Auch auf den Endzweck haben wir zu achten, warum Gott zum Vergeben geneigt ist und jedes Mal, so oft er erscheint, ein Wort der Beruhigung für seine Knechte hat. Der Grund ist, weil ohne die Hoffnung auf Vergebung überhaupt keine Frömmigkeit und kein Gottesdienst in der Welt mehr sein würde. Auch diese Grundwahrheit ist den Römischen unbekannt. Wohl predigen sie in ausgiebiger Weise von Furcht Gottes, aber es ist ein Bauen ohne Grund, weil sie die armen Seelen in Unklarheit und Zweifel festhalten. Sicher ist das die erste Stufe zu einem richtigen Gottesdienst, dass wir uns willig und aus freiem Triebe ihm unterwerfen. Einen fröhlichen Geber hat Gott lieb, das gilt nicht bloß von den Almosen (2. Kor. 9, 7), sondern von unserem ganzen Leben in allen seinen Beziehungen. Wie sollte sich nun aber jemand freudig an Gott hingeben, ohne zuversichtliches Vertrauen auf seine Gnade und ohne die Gewissheit, dass, was er Gott gibt, ihm angenehm ist? Eher wird man mit Entsetzen vor Gott fliehen und ihm entweder ganz den Rücken kehren oder sich nach einem Versteck umsehen. Kurz, die Empfindung des Gerichtes Gottes ohne Hoffnung auf Vergebung bewirkt Furcht, und Furcht erzeugt notwendig Hass. Freilich der Sünder verachtet Gott nicht, wenn er vor seinem Drohen sich ängstet, aber er flieht, und eben dieses Fliehen ist nichts anders als Abfall und Auflehnung. So ergibt sich, dass an rechte Gottesverehrung da nicht zu denken ist, wo man die Gnade nicht kennt. Und ich deutete noch einen zweiten Grund an: wenn wir nicht sicher sind, dass das, was wir Gott darbringen, ihm angenehm ist, so werden wir träge und unlustig. Allerdings legen die Ungläubigen oft viel religiösen Eifer an den Tag: wie mühen sich die Römischen ab mit ihren Gebräuchen und Zeremonien! Aber weil der Glaube an einen gnädigen Gott fehlt, so fehlt bei allen Leistungen die herzliche Willigkeit. Sie stehen unter dem Bann einer knechtischen Furcht; sonst würde die schreckliche Widerspenstigkeit, die unter der Furcht verborgen liegt, bald hervorbrechen.

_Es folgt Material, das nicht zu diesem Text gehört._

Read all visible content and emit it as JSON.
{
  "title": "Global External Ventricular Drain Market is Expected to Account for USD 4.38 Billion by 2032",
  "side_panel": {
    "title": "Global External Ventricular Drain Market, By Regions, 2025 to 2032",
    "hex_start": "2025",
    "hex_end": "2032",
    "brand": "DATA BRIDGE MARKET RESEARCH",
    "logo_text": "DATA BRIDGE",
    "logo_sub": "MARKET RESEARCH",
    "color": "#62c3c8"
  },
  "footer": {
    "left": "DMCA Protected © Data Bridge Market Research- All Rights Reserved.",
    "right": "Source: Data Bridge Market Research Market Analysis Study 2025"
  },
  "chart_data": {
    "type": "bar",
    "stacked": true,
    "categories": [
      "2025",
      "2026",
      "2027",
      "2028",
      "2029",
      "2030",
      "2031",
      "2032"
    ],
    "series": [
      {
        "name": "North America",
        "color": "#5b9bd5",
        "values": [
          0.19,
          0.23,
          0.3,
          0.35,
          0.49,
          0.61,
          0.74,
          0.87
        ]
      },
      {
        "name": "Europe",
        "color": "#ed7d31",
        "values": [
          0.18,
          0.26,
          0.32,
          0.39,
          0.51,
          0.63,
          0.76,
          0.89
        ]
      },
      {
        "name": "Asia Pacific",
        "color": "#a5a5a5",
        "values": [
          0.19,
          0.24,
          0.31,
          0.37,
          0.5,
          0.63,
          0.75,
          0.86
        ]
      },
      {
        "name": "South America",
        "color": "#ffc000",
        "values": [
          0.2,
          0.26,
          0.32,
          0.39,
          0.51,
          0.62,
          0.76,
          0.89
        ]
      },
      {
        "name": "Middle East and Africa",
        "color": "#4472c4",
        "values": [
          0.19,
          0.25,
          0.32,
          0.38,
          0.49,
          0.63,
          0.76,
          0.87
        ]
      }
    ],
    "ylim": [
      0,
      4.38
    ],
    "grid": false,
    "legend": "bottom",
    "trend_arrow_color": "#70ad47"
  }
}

5 Ich harre des Herrn; meine Seele harret, und ich hoffe auf sein Wort. 6 Meine Seele wartet auf den Herrn mehr als die Wächter am Morgen, die Wächter am Morgen.

V. 5. Ich harre des Herrn.Der Prophet hat im Allgemeinen bezeugt, dass Gott das Flehen armer Sünder hört, die zu ihm ihre Zuflucht nehmen. Er zieht daraus den Schluss, dass er für sich selbst gute Hoffnung haben dürfe. Das Zeitwort steht in der Vergangenheit: „ich habe geharrt“, aber doch im Sinne der Gegenwart. Die Wiederholung hat etwas Nachdrucksvolles; es liegt auch eine Steigerung in dem Wort „Seele“, etwa in dem Sinne: Ich hoffen auf Gott, und zwar von ganzem Herzen. Hieraus entnehmen wir auch, dass der Psalmist nicht allein tapfer vor Menschenaugen gewesen ist, sondern auch ruhig und gefasst in seinem geheimen Empfinden vor Gott. Und das ist der beste Beweis des Glaubens. Denn aus Ehrgeiz, d. h. um der Leute willen, hütet sich noch mancher, dass er nicht offen gegen Gott murrt oder sein Misstrauen gegen ihn laut werden lässt, aber unter zehn ist kaum einer, der auch ohne Zeugen stillen Herzens auf Gott harrt. Er sagt uns dann weiter, was seine Geduld aufrecht hält. Es ist das Vertrauen auf Gottes Verheißungen. Nimmt man diese weg, so wird ja der Glaube hinfällig, wir verlieren allen Halt und versinken in Hoffnungslosigkeit. Das lernen wir übrigens von ihm, dass wir, wenn unsere Hoffnung die Probe bestehen soll, uns an dem Worte Gottes genügen lassen müssen. Wo aber jemand ans Wort sich hält und auf Grund des Wortes sein Heil von Gott erwartet, bei dem wird dieses Vertrauen die Mutter harrender Geduld sein. Der Prophet spricht zu sich selbst, um sich den Glauben zu stärken, aber es ist klar, dass er allen Kindern Gottes zu gleicher Glaubenszuversicht verhelfen und sie in erster Linie veranlassen will, sich mit beiden Füßen aufs Wort zu stellen, und dann erinnert er sie, dass der Glaube kraftlos ist, wenn er uns keine Geduld beibringt.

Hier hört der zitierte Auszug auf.